Cleaning a ship’s submerged parts from barnacles and other growths, while the ship is in the water, can transfer invasive species to local marine environments unless it is properly cleaned and the debris is captured.
To combat this problem, and to provide clarity and quality assurance to shipowners, ports and government authorities, BIMCO and the International Chamber of Shipping (ICS) have published the first industry standard on in-water cleaning of ships.
“This standard will help protect the environment in the port. Not only that, it will also help every organisation that is part of this process by raising the minimum standard of cleaning several notches higher and ensure that the end result is both a clean ship, and safe working practice,” says David Loosley, BIMCO secretary general.
The organisms growing on the ship increases its drag through the water and can reduce fuel efficiency of the ship by as much as 35 percent, leading to higher fuel bills and higher CO2 emissions. It is therefore important to remove the growths every couple of years.
A number of countries and regions have put biofouling management high on the agenda, with regional and national regulation on the drawing board or already in place. This includes the USA, Australia, the Baltic Sea region, New Zealand, Hawaii and California.

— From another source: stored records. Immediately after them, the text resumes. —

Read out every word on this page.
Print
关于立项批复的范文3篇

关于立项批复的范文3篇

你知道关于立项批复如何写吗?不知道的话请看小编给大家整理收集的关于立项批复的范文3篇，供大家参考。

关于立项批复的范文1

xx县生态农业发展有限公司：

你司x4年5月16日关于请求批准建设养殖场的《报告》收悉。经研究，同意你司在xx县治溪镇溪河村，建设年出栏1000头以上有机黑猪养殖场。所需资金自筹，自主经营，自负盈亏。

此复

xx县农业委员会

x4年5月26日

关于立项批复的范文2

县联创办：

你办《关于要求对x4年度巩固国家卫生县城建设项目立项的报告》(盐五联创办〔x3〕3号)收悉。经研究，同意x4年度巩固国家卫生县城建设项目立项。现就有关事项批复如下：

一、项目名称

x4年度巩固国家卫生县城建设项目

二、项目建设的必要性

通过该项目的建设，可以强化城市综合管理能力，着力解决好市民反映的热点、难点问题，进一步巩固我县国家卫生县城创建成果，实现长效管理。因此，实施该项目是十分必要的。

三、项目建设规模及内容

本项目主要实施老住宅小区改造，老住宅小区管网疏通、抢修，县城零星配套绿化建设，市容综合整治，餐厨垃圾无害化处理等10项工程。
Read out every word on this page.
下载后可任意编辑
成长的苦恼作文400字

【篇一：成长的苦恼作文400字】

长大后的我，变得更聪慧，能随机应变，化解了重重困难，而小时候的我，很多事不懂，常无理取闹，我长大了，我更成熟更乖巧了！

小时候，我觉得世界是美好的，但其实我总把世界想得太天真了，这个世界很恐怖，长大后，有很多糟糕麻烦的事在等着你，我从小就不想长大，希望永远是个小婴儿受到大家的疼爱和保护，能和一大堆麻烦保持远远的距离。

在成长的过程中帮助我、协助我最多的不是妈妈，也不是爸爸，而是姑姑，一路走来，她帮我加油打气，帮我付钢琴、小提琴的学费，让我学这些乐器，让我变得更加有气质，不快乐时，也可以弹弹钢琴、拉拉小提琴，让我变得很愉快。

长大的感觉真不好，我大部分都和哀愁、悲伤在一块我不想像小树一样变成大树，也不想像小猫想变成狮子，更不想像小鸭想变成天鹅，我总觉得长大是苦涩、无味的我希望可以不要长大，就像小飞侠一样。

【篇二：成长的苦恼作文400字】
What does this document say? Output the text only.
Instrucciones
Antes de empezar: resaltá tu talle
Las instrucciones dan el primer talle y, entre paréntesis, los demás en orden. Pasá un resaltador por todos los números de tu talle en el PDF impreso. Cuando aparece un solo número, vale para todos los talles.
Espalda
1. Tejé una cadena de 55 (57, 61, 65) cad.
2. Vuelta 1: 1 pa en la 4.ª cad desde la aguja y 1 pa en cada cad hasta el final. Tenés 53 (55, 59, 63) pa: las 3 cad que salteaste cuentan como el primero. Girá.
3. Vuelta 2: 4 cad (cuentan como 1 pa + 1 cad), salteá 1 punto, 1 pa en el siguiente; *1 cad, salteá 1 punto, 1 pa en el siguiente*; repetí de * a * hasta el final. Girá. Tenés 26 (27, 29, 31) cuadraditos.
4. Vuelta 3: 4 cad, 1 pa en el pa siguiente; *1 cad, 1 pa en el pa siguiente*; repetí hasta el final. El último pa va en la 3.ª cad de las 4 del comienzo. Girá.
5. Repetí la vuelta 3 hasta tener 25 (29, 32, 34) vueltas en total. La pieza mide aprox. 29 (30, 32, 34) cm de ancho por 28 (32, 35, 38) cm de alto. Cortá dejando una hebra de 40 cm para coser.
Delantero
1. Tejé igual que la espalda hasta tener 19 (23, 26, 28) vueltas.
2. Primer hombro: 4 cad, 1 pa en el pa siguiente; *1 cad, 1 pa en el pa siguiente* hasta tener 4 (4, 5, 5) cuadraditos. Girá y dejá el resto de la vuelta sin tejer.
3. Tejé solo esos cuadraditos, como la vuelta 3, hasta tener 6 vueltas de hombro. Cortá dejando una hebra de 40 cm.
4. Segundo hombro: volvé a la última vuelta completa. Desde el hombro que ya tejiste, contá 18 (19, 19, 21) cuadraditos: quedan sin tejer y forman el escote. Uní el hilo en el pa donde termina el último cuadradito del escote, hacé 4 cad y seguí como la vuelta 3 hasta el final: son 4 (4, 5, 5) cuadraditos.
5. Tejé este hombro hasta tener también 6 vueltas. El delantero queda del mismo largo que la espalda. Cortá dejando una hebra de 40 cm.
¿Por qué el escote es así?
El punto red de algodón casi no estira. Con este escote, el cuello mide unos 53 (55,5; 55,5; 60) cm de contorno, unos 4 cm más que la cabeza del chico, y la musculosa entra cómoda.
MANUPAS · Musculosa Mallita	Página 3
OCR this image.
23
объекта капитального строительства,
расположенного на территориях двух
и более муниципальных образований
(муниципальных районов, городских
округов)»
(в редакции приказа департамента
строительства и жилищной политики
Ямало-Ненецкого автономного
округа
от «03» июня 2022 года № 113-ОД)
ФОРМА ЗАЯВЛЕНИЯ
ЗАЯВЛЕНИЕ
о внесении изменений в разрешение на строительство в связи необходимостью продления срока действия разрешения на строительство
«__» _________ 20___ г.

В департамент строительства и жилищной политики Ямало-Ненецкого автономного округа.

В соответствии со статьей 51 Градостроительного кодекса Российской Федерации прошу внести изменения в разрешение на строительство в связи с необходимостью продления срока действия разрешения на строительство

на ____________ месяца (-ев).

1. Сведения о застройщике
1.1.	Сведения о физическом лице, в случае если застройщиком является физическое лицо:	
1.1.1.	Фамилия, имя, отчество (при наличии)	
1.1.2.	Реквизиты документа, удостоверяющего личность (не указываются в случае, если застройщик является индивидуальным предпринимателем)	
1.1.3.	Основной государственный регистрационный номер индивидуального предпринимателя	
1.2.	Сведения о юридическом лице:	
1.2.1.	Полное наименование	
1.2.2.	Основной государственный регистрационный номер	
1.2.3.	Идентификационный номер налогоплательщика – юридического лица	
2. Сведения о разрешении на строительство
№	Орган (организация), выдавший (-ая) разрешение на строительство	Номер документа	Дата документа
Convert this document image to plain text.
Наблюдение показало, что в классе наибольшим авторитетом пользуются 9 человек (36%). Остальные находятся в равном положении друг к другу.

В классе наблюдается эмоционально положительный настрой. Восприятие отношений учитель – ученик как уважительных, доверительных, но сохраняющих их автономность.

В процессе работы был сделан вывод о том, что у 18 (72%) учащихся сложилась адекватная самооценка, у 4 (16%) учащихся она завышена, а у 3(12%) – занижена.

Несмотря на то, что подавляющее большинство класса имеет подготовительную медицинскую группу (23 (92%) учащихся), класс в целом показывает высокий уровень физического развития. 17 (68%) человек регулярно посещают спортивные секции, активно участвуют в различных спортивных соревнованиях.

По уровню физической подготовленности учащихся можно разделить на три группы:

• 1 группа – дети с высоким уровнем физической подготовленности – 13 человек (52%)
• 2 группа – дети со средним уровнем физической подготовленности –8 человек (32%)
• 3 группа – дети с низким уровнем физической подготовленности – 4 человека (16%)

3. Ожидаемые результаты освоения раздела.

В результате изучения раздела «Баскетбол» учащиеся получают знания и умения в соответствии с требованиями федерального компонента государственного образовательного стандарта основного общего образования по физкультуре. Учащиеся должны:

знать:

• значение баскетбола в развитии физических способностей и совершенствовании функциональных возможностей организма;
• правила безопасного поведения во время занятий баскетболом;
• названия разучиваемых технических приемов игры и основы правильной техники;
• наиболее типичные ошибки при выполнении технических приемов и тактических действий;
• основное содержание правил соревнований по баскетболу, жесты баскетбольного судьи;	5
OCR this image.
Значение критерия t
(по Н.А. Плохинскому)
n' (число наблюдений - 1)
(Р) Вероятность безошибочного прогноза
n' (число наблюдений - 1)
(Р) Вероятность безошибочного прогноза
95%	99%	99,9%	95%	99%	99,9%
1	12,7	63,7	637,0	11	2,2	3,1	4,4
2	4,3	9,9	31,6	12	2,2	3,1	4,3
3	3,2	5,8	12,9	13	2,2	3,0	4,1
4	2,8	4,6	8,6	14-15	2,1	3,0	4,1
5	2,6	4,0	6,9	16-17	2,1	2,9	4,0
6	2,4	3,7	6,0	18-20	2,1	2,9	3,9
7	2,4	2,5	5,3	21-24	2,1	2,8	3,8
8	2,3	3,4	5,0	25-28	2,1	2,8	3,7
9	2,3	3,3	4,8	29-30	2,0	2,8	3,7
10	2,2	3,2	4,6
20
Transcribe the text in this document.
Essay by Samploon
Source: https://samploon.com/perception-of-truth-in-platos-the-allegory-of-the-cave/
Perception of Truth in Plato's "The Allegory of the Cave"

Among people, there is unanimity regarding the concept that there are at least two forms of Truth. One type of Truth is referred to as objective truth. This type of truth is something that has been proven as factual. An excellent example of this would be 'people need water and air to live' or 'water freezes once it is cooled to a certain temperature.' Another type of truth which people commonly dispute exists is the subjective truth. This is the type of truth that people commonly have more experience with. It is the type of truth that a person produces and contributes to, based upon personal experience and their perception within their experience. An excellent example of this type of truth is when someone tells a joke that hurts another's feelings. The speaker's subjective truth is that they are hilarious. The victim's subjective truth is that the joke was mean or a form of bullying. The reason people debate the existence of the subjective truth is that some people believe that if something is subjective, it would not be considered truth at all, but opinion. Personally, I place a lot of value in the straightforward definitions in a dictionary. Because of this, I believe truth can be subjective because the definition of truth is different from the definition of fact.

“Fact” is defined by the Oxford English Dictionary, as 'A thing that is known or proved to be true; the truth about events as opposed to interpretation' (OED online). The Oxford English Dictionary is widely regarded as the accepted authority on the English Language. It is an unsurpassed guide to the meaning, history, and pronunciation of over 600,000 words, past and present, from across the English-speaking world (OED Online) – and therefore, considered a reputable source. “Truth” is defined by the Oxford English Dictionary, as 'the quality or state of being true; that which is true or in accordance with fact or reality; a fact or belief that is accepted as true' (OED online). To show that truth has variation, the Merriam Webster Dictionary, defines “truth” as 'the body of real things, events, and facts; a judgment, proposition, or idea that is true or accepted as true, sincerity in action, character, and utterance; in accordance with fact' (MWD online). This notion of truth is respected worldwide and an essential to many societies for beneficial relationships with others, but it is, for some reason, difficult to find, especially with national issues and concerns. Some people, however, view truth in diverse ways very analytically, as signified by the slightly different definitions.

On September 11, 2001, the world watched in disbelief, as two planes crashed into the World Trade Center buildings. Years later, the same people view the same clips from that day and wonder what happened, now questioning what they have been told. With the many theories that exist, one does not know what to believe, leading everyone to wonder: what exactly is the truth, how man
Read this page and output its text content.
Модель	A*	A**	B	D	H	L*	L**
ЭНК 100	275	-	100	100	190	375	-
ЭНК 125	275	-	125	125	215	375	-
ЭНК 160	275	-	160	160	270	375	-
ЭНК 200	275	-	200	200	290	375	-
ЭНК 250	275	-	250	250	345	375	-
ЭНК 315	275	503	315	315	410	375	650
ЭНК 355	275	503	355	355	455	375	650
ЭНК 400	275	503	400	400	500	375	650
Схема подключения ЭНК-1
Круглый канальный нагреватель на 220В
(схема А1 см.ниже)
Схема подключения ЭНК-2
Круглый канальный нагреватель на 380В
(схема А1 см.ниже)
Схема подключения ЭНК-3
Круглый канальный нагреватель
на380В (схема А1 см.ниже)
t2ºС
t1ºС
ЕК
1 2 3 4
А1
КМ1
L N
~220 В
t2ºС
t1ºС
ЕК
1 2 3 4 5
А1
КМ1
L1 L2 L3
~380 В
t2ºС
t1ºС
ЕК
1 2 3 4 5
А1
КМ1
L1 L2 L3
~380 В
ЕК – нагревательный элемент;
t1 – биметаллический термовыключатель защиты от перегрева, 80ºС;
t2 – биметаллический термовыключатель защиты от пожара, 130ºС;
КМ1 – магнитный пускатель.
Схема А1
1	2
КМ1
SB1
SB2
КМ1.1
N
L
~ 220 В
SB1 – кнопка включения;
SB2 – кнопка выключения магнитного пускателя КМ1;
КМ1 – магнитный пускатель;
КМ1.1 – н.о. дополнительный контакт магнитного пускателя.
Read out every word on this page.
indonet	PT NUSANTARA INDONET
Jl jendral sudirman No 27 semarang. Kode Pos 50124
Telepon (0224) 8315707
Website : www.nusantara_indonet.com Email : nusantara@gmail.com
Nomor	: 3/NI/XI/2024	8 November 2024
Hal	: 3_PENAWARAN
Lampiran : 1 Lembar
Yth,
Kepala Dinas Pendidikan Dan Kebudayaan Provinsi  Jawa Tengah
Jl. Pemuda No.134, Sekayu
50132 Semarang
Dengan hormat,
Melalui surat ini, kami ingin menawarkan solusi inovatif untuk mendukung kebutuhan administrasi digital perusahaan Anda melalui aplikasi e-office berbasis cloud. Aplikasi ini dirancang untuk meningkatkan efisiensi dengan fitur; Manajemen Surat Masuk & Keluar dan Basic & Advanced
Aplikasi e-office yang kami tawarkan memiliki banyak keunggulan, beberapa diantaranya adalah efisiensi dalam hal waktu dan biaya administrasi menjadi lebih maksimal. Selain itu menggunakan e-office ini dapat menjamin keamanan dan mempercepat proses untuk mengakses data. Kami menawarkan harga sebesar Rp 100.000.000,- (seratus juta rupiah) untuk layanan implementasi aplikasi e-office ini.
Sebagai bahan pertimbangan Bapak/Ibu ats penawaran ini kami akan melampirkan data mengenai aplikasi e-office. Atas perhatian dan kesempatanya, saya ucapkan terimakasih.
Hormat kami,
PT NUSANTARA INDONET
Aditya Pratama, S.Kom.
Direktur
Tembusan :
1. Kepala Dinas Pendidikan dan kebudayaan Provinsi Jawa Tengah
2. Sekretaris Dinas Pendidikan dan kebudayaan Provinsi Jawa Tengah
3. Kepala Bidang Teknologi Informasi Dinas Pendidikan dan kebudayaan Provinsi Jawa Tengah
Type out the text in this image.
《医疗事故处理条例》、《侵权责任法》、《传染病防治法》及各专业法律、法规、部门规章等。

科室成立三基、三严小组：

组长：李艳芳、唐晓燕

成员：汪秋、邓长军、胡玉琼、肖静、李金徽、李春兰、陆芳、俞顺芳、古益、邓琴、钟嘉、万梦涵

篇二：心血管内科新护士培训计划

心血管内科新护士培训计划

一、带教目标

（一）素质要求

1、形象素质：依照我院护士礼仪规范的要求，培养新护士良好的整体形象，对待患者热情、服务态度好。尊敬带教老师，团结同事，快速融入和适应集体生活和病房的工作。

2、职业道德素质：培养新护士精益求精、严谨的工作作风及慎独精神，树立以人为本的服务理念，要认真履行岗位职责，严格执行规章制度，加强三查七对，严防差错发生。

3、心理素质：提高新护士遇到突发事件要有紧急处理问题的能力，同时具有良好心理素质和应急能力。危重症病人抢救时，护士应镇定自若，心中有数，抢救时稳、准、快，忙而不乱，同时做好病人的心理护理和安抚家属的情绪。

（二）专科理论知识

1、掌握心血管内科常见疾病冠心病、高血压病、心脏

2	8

John Stawpert, Manager (Environment and Trade) at the International Chamber of Shipping added: “This new industry standard establishes a benchmark for safe and environmentally sound underwater hull cleaning, an issue that is of increasing concern to the international community. We hope that this first step by industry bodies will allow cleaning companies to demonstrate that their products protect the marine environment, and that shipowners can be confident that their ships are cleaned to a safe and effective level around the world. With these industry standards port authorities can also have confidence that underwater hull cleaning can be completed with minimal risk to the environment by independently approved cleaning companies working to proven high standards.”
According to the industry standard, at least 90 percent of the macro fouling must be captured by the cleaning company, and effluent water coming back into the sea will have removed organisms and materials down to a microscopic size (0.000001 metres).